In the business world, it is crucial to present yourself professionally so that potential customers take you seriously. Failing to catch glaring grammatical mistakes is the equivalent of walking into an interview with a mustard stain on your pants or spinach in your teeth. No matter how qualified you are for the job, anyone who might want to work with you will be so distracted by the offending error that they will have a hard time imagining you performing well in the position.
This is especially true if your business performs any service that requires attention to detail. How can customers trust you to complete their job to perfection if you don't even take the time to proofread your emails, websites, and promotional materials carefully? Many companies hire professional proofreaders who help with I can't write my essayqueries all over the web to avoid this kind of embarrassment or use freelance copywriters to create their content. This ensures that any written content is being crafted by someone who knows grammar inside out and writes for a living.
Here are three of the most irritating common grammatical mistakes that your business might be guilty of:
1. Confusing Your and You're
This mistake is widespread because the words sound the same when they are spoken.
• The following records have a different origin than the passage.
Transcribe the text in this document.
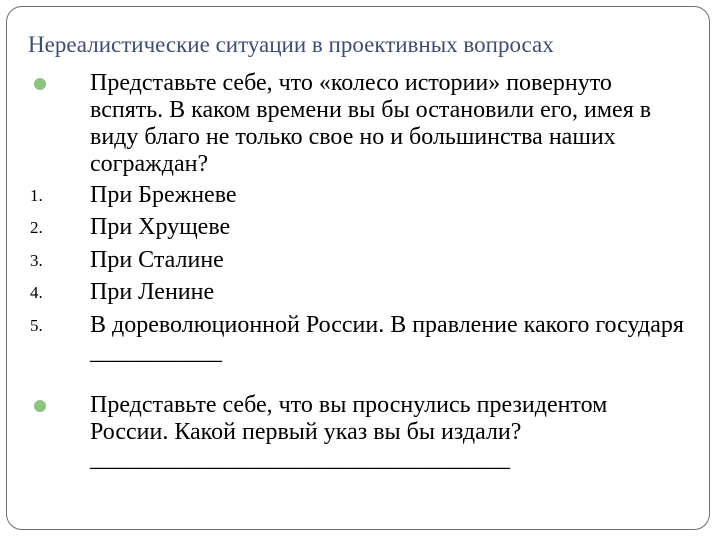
Нереалистические ситуации в проективных вопросах
Представьте себе, что «колесо истории» повернуто вспять. В каком времени вы бы остановили его, имея в виду благо не только свое но и большинства наших сограждан?
1.	При Брежневе
2.	При Хрущеве
3.	При Сталине
4.	При Ленине
5.	В дореволюционной России. В правление какого государя ___________
Представьте себе, что вы проснулись президентом России. Какой первый указ вы бы издали? ___________________________________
However, they look very different when written, so there is no excuse for this error on printed documents.
"Your" is possessive, and using this word describes something that belongs to you. For example, "Your email correspondence sounds like a teenager wrote it."
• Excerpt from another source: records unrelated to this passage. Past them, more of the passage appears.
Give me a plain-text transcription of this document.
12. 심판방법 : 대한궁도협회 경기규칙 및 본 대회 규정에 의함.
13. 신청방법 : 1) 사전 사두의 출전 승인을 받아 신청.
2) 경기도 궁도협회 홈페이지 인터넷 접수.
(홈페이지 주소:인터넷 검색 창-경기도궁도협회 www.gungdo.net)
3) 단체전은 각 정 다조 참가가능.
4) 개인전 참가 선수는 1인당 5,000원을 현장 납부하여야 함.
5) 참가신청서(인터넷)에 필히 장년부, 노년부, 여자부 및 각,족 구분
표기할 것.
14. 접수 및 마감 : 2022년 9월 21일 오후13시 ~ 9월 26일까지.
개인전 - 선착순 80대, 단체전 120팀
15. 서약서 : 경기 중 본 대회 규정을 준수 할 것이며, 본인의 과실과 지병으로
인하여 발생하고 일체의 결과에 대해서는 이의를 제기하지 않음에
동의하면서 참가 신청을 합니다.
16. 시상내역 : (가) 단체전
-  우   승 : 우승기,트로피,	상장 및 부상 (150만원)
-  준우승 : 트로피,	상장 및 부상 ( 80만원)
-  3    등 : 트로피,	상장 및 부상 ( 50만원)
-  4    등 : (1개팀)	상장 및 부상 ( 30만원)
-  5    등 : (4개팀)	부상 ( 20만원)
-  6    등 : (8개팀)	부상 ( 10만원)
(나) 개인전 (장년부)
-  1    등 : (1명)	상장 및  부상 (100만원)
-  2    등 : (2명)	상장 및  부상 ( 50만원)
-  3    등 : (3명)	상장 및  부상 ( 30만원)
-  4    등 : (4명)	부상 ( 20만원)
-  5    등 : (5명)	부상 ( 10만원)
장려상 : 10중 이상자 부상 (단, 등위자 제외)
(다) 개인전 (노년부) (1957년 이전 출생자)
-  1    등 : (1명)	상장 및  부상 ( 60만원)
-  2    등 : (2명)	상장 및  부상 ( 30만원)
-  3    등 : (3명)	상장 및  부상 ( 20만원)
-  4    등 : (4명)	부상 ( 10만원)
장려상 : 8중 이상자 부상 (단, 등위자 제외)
"You're" is a contraction of the words "You are." For example, "You're going to have to pay more attention to grammar in the future."
If you cannot replace the word with "you are," then you should probably be using "your" rather than "you're."
2. Confusing Their, There and They're
This is another example of words that sound the same when spoken but have entirely different meanings on paper.
"Their" is a possessive adjective which refers to something that belongs to "them." If you are talking about something that belongs to more than one person, "their" is probably what you mean.
For example, "Tom and Sandy needed a proofreader to correct their mistakes."
"They're" is a contraction of "They are." If you can replace the word in your sentence with "they are," then this is what you probably mean. For example, "When people make simple grammatical mistakes, it can cause others to assume that they're uneducated."
The word "there" covers all other uses, such as "here and there" and "there is something strange happening." In short, if the word means "belonging to more than one person," then use "there." If it says, "they are" use "they're." In all other situations, you should probably use "there."
3. Confusing Then and Than
The word "Then" is used to describe something that happens next. For example, "First Sam looked closely at the email he was about to send, then he spotted his embarrassing mistake."
The word "Than" is used to compare two things. For example, "Sally is better at spotting copywriting typos than Sam."
Has your company committed any of these grammatical sins? If you struggle to find the right words, it's a good idea to hire a professional proofreader or a freelance copywriter for your next writing project.